Jan ożenił się w 1968 roku z dziewczyną spod Gdańska, a Mieczysław w dwa lata później - z dziewczyną z sąsiedniej wsi. Z początku było dobrze, dzieci szły jedno po drugim: najstarszy Marek, za nim Bożenka, Robert, Małgosia. Kiedy Małgosia miała może rok, Mieczysław zaczął chorować. Skarżył się, że boli go w brzuchu, w piersiach, w głowie. Jeździł do lekarzy w Nowej Słupi i Starachowicach. Zażywał jakieś lekarstwa, ale na co jest chory, tego matce nigdy nie powiedział. Anna S. sama przyznaje, że jest niepiśmienna, nic z tego lekarskiego pisania by nie zrozumiała.

Jak Mieczysław zaczął chorować, przestał wychodzić w pole. Wiosną nie zasiał, jesienią nie zebrał. Matka biegała za traktorzystami z kółka, całowała po rękach, żeby tylko zaorali kawałek ziemi. Jesienią zebrali zboża i buraków tylko tyle, ile dało się na rękach znieść z pola. Następnej wiosny Mieczysław nawet traktorzystom nie dał wjechać na pole. Stał przed traktorem i strasznie krzyczał, że od tych fal głowa mu pęka, a od hałasu wszystko ginie. I to już było w tym roku, kiedy od Mieczysława uciekła żona Zofia z dziećmi.

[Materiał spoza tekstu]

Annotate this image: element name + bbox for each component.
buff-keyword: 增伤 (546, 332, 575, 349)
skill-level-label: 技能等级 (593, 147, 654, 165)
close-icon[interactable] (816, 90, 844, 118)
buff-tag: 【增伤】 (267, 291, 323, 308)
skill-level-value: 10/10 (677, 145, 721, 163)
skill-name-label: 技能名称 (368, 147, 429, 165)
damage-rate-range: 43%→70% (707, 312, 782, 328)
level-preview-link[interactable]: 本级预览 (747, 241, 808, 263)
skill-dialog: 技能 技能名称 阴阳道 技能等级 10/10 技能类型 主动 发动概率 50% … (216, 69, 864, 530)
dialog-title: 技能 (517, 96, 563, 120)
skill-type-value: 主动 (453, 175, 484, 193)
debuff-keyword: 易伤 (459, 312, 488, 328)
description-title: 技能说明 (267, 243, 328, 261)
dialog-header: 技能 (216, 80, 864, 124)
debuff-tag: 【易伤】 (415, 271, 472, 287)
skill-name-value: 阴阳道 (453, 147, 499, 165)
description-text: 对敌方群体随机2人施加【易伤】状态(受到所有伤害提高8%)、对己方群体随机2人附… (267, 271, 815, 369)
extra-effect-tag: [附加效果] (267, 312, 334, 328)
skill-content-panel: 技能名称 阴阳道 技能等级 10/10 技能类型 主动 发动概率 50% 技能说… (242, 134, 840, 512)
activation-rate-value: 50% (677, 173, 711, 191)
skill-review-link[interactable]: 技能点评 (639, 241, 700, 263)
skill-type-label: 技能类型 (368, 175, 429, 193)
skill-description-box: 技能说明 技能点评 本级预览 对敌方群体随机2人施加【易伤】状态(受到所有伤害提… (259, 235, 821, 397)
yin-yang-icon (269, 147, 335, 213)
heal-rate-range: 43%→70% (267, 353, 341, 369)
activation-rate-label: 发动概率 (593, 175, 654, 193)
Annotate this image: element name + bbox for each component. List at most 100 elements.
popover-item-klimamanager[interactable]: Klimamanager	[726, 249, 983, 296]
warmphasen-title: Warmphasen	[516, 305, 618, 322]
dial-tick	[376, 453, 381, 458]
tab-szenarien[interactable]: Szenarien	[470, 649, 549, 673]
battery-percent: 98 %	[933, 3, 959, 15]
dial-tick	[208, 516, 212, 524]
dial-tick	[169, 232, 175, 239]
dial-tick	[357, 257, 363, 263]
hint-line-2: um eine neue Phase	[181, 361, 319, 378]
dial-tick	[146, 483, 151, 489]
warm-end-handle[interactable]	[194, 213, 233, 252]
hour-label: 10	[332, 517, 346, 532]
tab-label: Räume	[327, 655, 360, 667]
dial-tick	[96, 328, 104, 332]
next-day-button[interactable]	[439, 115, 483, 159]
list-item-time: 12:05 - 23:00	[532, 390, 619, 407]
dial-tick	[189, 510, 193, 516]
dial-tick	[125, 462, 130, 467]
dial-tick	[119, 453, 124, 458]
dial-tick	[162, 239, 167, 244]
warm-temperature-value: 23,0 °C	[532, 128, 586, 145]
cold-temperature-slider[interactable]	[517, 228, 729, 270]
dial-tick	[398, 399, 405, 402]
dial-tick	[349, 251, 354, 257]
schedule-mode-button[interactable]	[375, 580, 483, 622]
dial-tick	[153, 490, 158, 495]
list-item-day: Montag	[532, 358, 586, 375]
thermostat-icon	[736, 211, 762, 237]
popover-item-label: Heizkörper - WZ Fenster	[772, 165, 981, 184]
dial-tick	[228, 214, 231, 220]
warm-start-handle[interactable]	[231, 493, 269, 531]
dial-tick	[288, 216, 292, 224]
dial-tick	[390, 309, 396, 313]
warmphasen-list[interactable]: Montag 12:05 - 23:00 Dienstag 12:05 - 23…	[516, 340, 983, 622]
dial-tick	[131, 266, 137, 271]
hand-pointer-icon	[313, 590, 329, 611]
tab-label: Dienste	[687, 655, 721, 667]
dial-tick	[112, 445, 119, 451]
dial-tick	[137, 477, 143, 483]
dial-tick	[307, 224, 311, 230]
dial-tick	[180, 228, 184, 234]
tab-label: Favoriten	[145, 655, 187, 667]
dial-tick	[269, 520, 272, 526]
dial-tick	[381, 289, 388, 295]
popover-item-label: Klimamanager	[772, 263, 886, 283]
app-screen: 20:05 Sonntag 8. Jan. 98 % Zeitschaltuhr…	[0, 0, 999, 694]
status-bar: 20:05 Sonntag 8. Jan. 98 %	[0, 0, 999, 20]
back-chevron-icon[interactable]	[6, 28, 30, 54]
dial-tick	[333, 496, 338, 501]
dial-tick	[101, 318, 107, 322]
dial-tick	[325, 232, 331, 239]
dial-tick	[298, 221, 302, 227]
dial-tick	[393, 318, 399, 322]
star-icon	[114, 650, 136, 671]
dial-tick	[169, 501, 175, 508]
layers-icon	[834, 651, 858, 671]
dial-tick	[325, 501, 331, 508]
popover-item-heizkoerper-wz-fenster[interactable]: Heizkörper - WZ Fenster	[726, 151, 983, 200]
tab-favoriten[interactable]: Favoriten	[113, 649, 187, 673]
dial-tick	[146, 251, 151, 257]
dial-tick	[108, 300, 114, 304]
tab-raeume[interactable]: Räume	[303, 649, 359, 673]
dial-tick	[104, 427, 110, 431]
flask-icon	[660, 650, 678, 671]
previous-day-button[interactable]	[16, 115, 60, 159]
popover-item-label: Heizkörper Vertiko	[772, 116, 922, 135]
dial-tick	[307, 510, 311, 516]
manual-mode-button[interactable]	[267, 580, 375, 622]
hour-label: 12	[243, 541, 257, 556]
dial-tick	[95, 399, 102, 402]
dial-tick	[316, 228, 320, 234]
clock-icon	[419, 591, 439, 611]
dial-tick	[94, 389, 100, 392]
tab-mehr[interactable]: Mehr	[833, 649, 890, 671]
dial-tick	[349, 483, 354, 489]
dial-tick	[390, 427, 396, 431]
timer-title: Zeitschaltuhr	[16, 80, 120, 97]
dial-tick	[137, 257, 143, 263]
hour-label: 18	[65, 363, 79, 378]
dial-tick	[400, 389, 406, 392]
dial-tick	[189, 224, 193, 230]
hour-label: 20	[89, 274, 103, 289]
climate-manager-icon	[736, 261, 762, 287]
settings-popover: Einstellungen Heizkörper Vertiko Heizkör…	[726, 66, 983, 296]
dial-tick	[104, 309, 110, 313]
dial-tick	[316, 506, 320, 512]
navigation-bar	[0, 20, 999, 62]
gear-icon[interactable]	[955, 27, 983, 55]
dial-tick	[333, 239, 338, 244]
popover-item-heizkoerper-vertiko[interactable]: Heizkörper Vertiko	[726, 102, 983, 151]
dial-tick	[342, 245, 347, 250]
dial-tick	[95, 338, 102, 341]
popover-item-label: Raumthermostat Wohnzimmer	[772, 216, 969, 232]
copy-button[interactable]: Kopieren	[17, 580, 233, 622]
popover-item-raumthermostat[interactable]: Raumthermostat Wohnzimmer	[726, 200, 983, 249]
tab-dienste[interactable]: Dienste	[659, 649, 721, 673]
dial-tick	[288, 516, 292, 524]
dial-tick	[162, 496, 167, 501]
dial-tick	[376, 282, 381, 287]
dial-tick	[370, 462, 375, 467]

Zanim Zofia uciekła, pojechała z Mieczysławem do szpitala w Morawicy i zostawiła go tam. Anna S. wie jedno: Mieczysław jeszcze był wtedy zdrowy. Jeśli zachorował, to od tego pobytu w szpitalu, od tych lekarstw, o których sam mówił, że mu szkodzą, że się po nich źle czuje. Jak tylko wrócił ze szpitala, nikogo do domu nie wpuszczał, nawet listonosza. Mówił, że wszyscy chcą go otruć. O żonę i dzieci nie pytał, zamknął się w sobie, nawet z matką niechętnie rozmawiał. Dla Anny S. nadszedł wtedy najtrudniejszy czas.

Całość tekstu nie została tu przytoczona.